Mulhaji and his wife, Taimun, say they have never experienced such a benefit in their lives before.
The new benefits are a boon to the Abu-malik family, but the news will also cause concern among family members who have already been impacted by the disease.
They fear the family will lose benefits because they are the ones with the burden of caring for ailing loved ones, said Muhammad Abu-Saleh, a family friend.
The family has also been told that their relatives with a stroke, stroke victims or chronic obstructive pulmonary disease are ineligible for the program.
The U.S. State Department says that in order to qualify for the care, the family must have been treated in the United States and have been receiving disability payments for the last 10 years.
The state department has not released details of how much benefits the family could receive.

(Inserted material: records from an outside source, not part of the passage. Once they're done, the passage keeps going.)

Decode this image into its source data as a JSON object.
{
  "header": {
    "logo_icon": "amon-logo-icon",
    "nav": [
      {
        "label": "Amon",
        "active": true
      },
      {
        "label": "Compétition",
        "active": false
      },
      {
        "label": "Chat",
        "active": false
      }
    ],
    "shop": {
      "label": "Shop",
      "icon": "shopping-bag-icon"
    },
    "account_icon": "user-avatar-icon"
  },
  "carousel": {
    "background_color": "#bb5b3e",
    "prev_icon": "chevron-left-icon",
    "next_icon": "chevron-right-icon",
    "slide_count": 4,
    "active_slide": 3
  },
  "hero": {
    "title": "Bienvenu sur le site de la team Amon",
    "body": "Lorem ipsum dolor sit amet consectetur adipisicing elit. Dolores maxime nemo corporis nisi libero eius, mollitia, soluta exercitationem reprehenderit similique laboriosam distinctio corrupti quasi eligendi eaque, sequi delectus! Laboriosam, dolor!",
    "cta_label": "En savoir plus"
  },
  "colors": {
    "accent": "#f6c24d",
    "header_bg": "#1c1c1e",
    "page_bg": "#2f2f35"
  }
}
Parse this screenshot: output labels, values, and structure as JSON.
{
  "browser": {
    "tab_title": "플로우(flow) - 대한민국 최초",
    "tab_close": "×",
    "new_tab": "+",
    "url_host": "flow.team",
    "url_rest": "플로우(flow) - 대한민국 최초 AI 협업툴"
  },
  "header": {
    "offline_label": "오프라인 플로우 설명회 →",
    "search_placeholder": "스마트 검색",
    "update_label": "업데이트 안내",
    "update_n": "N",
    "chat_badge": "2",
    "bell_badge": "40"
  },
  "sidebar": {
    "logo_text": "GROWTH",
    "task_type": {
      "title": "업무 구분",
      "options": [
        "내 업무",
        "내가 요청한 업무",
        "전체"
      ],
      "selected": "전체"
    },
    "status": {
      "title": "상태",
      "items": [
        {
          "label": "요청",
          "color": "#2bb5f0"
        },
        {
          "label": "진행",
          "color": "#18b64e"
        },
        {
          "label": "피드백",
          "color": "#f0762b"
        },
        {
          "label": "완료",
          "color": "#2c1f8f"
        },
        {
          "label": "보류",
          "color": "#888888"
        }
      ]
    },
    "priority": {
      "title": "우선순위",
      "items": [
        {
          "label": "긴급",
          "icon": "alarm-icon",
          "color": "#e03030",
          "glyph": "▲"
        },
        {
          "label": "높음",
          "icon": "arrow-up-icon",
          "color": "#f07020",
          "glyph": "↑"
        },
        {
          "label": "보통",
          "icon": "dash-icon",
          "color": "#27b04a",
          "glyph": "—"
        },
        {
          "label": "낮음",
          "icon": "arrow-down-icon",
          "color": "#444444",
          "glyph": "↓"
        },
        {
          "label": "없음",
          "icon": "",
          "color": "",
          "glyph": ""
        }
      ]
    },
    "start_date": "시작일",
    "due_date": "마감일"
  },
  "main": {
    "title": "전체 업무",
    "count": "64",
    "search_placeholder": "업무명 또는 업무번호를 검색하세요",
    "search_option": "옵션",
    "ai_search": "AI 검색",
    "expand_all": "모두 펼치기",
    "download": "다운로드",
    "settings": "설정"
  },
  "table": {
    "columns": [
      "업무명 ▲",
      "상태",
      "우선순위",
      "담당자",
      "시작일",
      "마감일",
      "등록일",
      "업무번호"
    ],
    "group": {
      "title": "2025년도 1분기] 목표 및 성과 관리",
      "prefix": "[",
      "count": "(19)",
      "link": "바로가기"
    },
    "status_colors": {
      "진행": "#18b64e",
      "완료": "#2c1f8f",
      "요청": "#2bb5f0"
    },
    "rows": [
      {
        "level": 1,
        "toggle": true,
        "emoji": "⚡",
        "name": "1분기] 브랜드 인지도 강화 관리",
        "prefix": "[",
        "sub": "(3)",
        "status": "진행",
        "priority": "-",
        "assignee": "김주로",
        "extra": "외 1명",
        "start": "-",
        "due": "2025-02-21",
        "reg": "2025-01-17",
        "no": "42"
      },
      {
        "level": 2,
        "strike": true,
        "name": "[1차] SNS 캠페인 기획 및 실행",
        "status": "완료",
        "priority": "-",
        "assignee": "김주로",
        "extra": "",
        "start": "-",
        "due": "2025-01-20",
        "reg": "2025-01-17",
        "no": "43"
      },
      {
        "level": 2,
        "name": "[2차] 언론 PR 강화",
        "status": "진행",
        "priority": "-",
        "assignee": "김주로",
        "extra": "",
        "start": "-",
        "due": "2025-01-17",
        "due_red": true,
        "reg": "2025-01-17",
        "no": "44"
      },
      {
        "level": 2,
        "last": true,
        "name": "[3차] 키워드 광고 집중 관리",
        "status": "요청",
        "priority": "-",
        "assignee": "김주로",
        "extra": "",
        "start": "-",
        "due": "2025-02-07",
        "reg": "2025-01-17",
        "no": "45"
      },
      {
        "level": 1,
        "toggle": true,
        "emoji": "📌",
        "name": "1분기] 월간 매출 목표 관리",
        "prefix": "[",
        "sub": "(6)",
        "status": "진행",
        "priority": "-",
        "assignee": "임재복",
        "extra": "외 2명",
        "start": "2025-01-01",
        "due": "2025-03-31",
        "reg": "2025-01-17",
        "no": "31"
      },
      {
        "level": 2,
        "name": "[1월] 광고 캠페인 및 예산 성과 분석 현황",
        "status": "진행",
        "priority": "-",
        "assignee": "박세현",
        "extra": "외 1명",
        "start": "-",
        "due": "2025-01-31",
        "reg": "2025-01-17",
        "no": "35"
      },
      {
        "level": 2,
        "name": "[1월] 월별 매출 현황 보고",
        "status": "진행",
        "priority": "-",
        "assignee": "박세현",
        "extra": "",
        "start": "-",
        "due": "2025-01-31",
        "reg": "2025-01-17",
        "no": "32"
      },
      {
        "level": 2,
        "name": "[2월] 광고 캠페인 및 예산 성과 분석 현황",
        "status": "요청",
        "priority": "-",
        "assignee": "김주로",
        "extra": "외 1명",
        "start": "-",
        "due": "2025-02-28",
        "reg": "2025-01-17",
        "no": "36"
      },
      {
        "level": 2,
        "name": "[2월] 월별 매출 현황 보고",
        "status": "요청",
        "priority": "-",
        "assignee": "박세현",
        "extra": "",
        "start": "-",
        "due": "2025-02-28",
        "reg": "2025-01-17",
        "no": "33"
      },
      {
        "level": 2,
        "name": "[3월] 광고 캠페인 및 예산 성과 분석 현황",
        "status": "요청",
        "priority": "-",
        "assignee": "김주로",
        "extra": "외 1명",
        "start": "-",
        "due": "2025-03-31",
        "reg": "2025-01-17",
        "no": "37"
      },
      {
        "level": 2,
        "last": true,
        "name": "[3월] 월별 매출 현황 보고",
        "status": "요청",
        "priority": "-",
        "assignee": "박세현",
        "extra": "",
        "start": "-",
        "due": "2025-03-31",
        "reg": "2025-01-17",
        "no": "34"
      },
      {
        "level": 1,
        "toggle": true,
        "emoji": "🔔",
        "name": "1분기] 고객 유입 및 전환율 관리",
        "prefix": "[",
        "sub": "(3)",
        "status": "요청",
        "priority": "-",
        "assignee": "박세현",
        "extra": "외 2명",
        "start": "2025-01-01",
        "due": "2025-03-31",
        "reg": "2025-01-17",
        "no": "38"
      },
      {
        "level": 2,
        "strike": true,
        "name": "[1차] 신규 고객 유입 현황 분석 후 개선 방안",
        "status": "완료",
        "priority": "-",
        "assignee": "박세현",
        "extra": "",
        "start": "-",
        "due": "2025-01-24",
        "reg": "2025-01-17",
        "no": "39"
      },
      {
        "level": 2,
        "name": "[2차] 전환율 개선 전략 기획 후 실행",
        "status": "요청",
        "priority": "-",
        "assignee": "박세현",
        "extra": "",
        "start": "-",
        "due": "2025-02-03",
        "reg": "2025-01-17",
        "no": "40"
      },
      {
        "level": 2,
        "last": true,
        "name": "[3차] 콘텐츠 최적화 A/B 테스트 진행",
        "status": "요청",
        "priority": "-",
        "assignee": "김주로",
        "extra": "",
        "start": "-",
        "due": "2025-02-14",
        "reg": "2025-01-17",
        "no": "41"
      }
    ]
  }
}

The two siblings have been in and out of the hospital since March.
Mohammed, who has suffered from a rare form of lung cancer called an interstitial cystic fibrosis, has been living in a wheelchair for over a decade.
He has had to be transferred several times and has been on a ventilator at least twice.
The Abu-Malik family was not able to pay for him to travel abroad because the U.K. does not allow residents to travel without a medical certificate.
The Iraqi government has announced a nationwide health program that will cover the family, though there are some differences in how it will work.
The Iraqi government will pay for the family’s medical bills, while the U,K.
will cover all of their medical expenses, including travel expenses, and the U.,K.
health ministry will provide support and financial support.
The health ministry said it will pay the family for up to three months of their care, and that in the case of the Iraqi government, the cost will be shared equally between the two countries.
The families are still in the process of finding a doctor who can help them find a new job, but that process is expected to take longer than expected.